Can I deduct meals and entertainment expenses?
Expenses for meals and entertainment expenses can be deducted as miscellaneous deductions if a strict test is met. This test requires that the expenses be ordinary and necessary to your business and that they be either: (i) directly related to your business; or (ii) that the meal or entertainment took place right before or after a substantial business discussion. Thus, you can take your clients, or potential clients, on a business dinner or to a sports event, and as long as there is a substantial business discussion before or after the meal/event, you can deduct the cost.
The requirement that the meal or entertainment be “directly related” to your business can be met in one of three ways. First, if there is a business motive for the meal or entertainment, and business activity takes place during the meal or entertainment, it is considered directly related to your business. Second, a meal or entertainment is considered directly related to your business if it took place somewhere which is a clear business setting. Finally, if the meal or entertainment was for the benefit of an individual as a taxable compensation or award, it is directly related to your business.

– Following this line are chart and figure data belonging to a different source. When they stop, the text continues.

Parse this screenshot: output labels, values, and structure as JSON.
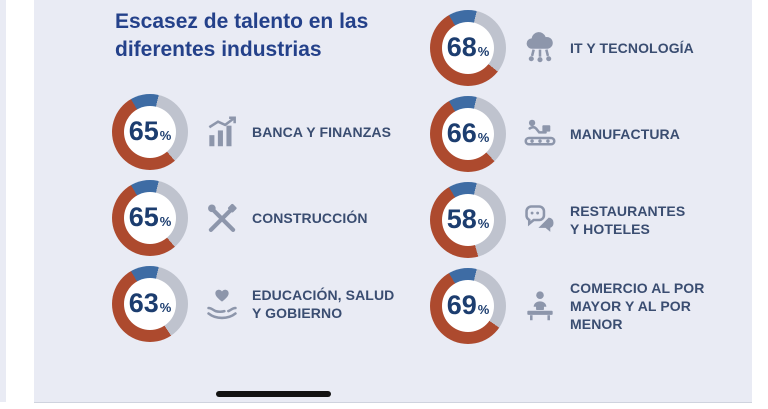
{
  "page": {
    "title": "Escasez de talento en las diferentes industrias"
  },
  "colors": {
    "background": "#e9ebf4",
    "title_text": "#24418a",
    "label_text": "#3a4d71",
    "percent_text": "#1c3d6f",
    "icon": "#8d96ab",
    "donut_primary": "#ad4a2e",
    "donut_secondary": "#3e6ca4",
    "donut_remainder": "#bfc3ce",
    "home_bar": "#121212"
  },
  "chart_data": {
    "type": "donut",
    "title": "Escasez de talento en las diferentes industrias",
    "unit": "%",
    "value_range": [
      0,
      100
    ],
    "legend_position": "none",
    "segment_colors": {
      "filled_main": "#ad4a2e",
      "filled_accent": "#3e6ca4",
      "remainder": "#bfc3ce"
    },
    "accent_fraction_pct": 12,
    "items": [
      {
        "label": "BANCA Y FINANZAS",
        "label_lines": [
          "BANCA Y FINANZAS"
        ],
        "value": 65,
        "icon": "bar-chart-icon",
        "column": "left"
      },
      {
        "label": "CONSTRUCCIÓN",
        "label_lines": [
          "CONSTRUCCIÓN"
        ],
        "value": 65,
        "icon": "tools-icon",
        "column": "left"
      },
      {
        "label": "EDUCACIÓN, SALUD Y GOBIERNO",
        "label_lines": [
          "EDUCACIÓN, SALUD",
          "Y GOBIERNO"
        ],
        "value": 63,
        "icon": "care-hands-icon",
        "column": "left"
      },
      {
        "label": "IT Y TECNOLOGÍA",
        "label_lines": [
          "IT Y TECNOLOGÍA"
        ],
        "value": 68,
        "icon": "cloud-network-icon",
        "column": "right"
      },
      {
        "label": "MANUFACTURA",
        "label_lines": [
          "MANUFACTURA"
        ],
        "value": 66,
        "icon": "conveyor-icon",
        "column": "right"
      },
      {
        "label": "RESTAURANTES Y HOTELES",
        "label_lines": [
          "RESTAURANTES",
          "Y HOTELES"
        ],
        "value": 58,
        "icon": "chat-bubbles-icon",
        "column": "right"
      },
      {
        "label": "COMERCIO AL POR MAYOR Y AL POR MENOR",
        "label_lines": [
          "COMERCIO AL POR",
          "MAYOR Y AL POR",
          "MENOR"
        ],
        "value": 69,
        "icon": "merchant-icon",
        "column": "right"
      }
    ]
  }
}
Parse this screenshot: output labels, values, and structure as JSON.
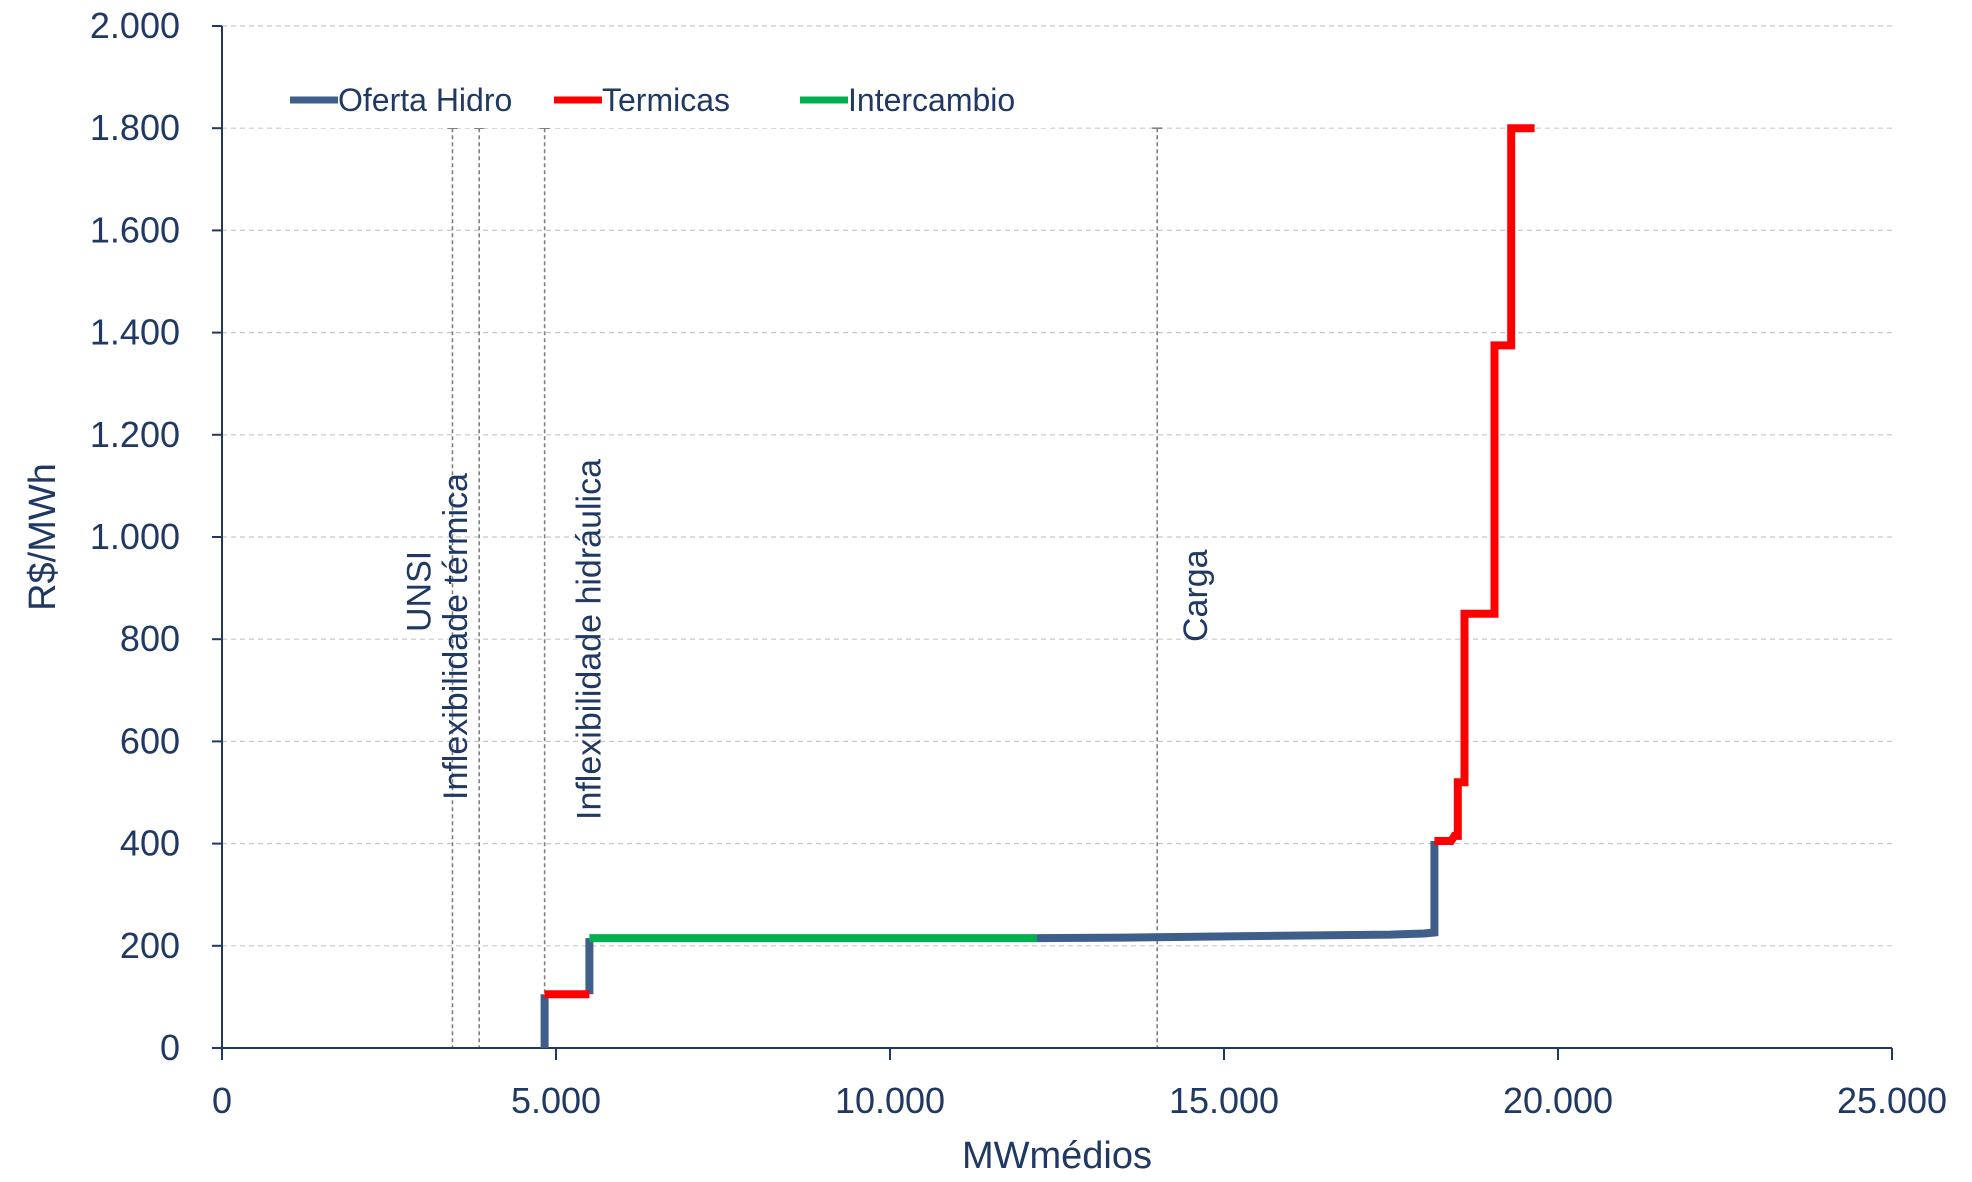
{
  "chart_data": {
    "type": "line",
    "xlabel": "MWmédios",
    "ylabel": "R$/MWh",
    "xlim": [
      0,
      25000
    ],
    "ylim": [
      0,
      2000
    ],
    "x_ticks": [
      {
        "value": 0,
        "label": "0"
      },
      {
        "value": 5000,
        "label": "5.000"
      },
      {
        "value": 10000,
        "label": "10.000"
      },
      {
        "value": 15000,
        "label": "15.000"
      },
      {
        "value": 20000,
        "label": "20.000"
      },
      {
        "value": 25000,
        "label": "25.000"
      }
    ],
    "y_ticks": [
      {
        "value": 0,
        "label": "0"
      },
      {
        "value": 200,
        "label": "200"
      },
      {
        "value": 400,
        "label": "400"
      },
      {
        "value": 600,
        "label": "600"
      },
      {
        "value": 800,
        "label": "800"
      },
      {
        "value": 1000,
        "label": "1.000"
      },
      {
        "value": 1200,
        "label": "1.200"
      },
      {
        "value": 1400,
        "label": "1.400"
      },
      {
        "value": 1600,
        "label": "1.600"
      },
      {
        "value": 1800,
        "label": "1.800"
      },
      {
        "value": 2000,
        "label": "2.000"
      }
    ],
    "grid": true,
    "legend_position": "top-left",
    "series": [
      {
        "name": "Oferta Hidro",
        "color": "#3f5f8a",
        "segments": [
          [
            [
              4830,
              0
            ],
            [
              4830,
              105
            ]
          ],
          [
            [
              5500,
              105
            ],
            [
              5500,
              215
            ]
          ],
          [
            [
              12200,
              215
            ],
            [
              13500,
              216
            ],
            [
              16000,
              220
            ],
            [
              17500,
              222
            ],
            [
              18000,
              224
            ],
            [
              18150,
              226
            ],
            [
              18150,
              405
            ]
          ]
        ]
      },
      {
        "name": "Termicas",
        "color": "#ff0000",
        "segments": [
          [
            [
              4830,
              105
            ],
            [
              5500,
              105
            ]
          ],
          [
            [
              18150,
              405
            ],
            [
              18400,
              405
            ],
            [
              18450,
              415
            ],
            [
              18500,
              415
            ],
            [
              18500,
              520
            ],
            [
              18600,
              520
            ],
            [
              18600,
              850
            ],
            [
              19050,
              850
            ],
            [
              19050,
              1375
            ],
            [
              19300,
              1375
            ],
            [
              19300,
              1800
            ],
            [
              19650,
              1800
            ]
          ]
        ]
      },
      {
        "name": "Intercambio",
        "color": "#00b050",
        "segments": [
          [
            [
              5500,
              215
            ],
            [
              12200,
              215
            ]
          ]
        ]
      }
    ],
    "annotations": [
      {
        "x": 3450,
        "label": "UNSI"
      },
      {
        "x": 3850,
        "label": "Inflexibilidade térmica"
      },
      {
        "x": 4830,
        "label": "Inflexibilidade hidráulica"
      },
      {
        "x": 14000,
        "label": "Carga"
      }
    ]
  }
}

In addition to the above, you may be able to deduct entertaining for the purpose of business goodwill. For example, if you spend the day conducting business negotiations with others and then take those individuals out for dinner to promote goodwill, you can deduct the costs of those meals. Similarly, you can deduct the cost of business gifts, up to $25 per gift.
All of these meal and entertainment deductions are included in the miscellaneous deductions and are therefore subject to the 2% floor (collectively with all other miscellaneous deductions).